Kantonale Verordnung steht noch aus

Der Staatsrat wird bis Ende Jahr eine Vollzugsverordnung zum eidgenössischen DNA-Profil-Gesetz erlassen. In der Zwischenzeit erfolgt der Vollzug aufgrund von Weisungen.

Am 1. Januar 2005 ist das Bundesgesetz über die Verwendung von DNA-Profilen im Strafverfahren und zur Identifizierung von unbekannten oder vermissten Personen (DNA-Profil-Gesetz) und die dazu gehörende Vollzugsverordnung in Kraft getreten. Grossrätin Marie-Thérèse Weber-Gobet (CSP, Schmitten) wollte nun mittels Anfrage vom Staatsrat wissen, wie die Zuständigkeiten im Kanton geregelt sind.

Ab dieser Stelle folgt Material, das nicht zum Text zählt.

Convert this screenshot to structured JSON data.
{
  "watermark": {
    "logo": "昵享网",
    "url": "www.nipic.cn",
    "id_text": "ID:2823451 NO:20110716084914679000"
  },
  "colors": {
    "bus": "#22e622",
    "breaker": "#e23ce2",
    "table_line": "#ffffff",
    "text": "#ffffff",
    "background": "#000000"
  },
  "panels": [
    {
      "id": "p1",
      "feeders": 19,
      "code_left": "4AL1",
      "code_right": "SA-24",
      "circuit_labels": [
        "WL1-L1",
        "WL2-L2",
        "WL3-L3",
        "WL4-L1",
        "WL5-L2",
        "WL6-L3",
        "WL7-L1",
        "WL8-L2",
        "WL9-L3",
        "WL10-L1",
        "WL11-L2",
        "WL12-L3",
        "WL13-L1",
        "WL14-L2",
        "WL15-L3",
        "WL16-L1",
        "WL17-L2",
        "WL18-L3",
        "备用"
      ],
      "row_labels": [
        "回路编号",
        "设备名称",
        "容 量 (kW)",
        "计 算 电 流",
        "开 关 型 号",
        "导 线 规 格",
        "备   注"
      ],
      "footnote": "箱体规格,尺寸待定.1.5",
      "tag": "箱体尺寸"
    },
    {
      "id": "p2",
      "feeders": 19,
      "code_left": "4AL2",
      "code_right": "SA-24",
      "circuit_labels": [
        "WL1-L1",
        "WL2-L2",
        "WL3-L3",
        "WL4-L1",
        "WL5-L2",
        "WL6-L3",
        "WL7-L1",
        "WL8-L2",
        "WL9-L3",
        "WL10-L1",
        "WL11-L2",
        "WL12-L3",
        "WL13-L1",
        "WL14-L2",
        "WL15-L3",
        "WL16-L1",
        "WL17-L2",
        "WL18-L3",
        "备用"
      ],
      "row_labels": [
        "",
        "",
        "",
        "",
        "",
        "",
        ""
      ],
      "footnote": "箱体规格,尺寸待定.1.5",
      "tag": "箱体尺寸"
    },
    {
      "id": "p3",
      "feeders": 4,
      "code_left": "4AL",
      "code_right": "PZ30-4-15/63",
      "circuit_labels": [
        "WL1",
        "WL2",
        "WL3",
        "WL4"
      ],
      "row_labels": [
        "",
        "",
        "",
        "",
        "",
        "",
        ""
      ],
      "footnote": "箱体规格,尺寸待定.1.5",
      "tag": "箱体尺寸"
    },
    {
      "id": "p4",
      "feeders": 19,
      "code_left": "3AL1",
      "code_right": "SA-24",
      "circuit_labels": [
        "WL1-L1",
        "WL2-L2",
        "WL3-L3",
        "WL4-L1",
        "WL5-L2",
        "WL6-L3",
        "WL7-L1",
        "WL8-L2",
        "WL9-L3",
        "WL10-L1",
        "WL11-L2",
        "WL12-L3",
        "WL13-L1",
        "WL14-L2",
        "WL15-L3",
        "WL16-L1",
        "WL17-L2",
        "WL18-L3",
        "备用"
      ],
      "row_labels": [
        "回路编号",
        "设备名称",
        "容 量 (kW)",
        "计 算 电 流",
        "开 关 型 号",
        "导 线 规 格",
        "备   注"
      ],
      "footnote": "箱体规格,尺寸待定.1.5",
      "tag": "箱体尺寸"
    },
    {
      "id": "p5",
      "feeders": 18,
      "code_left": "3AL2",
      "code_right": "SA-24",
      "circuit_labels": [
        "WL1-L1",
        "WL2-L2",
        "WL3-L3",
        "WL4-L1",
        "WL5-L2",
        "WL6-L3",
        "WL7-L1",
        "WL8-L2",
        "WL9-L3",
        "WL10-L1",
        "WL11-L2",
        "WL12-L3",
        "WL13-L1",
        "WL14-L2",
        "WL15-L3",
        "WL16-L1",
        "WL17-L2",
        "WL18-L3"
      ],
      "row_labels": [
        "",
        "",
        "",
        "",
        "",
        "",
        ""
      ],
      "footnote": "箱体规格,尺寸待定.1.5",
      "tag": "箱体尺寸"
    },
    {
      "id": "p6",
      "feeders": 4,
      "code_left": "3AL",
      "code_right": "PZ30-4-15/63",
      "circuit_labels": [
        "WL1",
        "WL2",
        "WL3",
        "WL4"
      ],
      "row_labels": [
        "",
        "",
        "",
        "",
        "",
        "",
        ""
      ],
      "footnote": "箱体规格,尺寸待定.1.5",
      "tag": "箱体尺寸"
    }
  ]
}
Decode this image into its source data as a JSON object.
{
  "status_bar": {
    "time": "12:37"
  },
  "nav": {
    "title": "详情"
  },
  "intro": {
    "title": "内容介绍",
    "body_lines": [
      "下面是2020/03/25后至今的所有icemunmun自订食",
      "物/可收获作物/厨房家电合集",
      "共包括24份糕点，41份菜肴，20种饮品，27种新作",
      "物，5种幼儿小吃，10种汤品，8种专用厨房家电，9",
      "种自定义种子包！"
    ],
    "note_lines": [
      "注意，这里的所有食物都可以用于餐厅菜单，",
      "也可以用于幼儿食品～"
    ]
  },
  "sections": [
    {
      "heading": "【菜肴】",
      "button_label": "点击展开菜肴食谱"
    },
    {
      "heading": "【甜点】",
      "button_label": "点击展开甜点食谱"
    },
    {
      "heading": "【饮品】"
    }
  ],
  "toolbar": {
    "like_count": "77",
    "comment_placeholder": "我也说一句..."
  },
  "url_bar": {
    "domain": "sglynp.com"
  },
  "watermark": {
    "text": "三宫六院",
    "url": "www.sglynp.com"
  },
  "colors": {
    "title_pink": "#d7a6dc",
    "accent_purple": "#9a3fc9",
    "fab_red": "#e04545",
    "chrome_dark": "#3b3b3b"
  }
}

In der kürzlich veröffentlichten Antwort gibt die Regierung bekannt, dass die Sicherheits- und Justizdirektion (SJD) den Auftrag habe, eine entsprechende Vollzugsverordnung vorzubereiten. Dieser Entwurf werde dem Staatsrat vor Ende Jahr unterbreitet. In der Zwischenzeit habe die SJD den Gerichten, dem Untersuchungsrichteramt, der Kantonspolizei und dem Amt für Strafvollzug am 1. Februar 2005 die nötigen Informationen und Weisungen erteilt.

Kompetenz zur Identifizierung
mittels DNA-Profil

Aus dieser Antwort geht unter anderem hervor, dass der Erkennungsdienst der Kantonspolizei (KTD) ausserhalb einer Strafuntersuchung die Kompetenz zur Identifizierung von Personen mittels DNA-Profil hat. Wenn diese allerdings mittels Entnahme von Blut oder Hautpartikeln erfolgt, muss sie von einer richterlichen Behörde angeordnet werden. Solche wurden von den Untersuchungsrichtern in den vergangenen vier Jahren keine beantragt.

Richterliche Behörde entscheidet über Massenuntersuchung

Richterliche Behörden sind auch für einen Entscheid über die Durchführung von Massenuntersuchungen zuständig. Schliesslich ist den Angaben des Staatsrates zu entnehmen, dass der KTD als kantonale Zentralstelle bezeichnet wurde, der amtliche Lösungen von DNA-Daten zu melden sind, und welche ihrerseits entsprechende Informationen an den zuständigen Bundesdienst weiterzuleiten hat.

Kosten
gerechtfertigt

In der Antwort auf die Anfrage Weber-Gobet gibt der Staatsrat Auskunft über die Anzahl der Interventionen des KTD, die erhobenen Spuren, die Schleimhautabstriche und die identifizierten Personen. Laut Renchung der Kantonspolizei beliefen sich die Analysekosten im Jahr 2004 auf knapp 375 000 Franken; bis Mitte des laufenden Jahres waren es rund 260 000 Franken.

Die Regierung stellt dazu fest, dass die Kosten der Verwendung von DNA-Profilen gerechtfertigt seien. Damit konnten bereits zahlreiche Verbrechen und Vergehen aufgeklärt werden. Auf diese Weise könne auch die Unschuld von Personen festgestellt werden, indem diese als Täter ausgeschlossen werden können.
Schliesslich gibt der Staatsrat zu bedenken, dass er den Strafuntersuchungsbehörden keine Weisungen zu erteilen habe, wann sie auf solche erkennungsdienstliche Massnahmen zurückzugreifen haben und wann nicht.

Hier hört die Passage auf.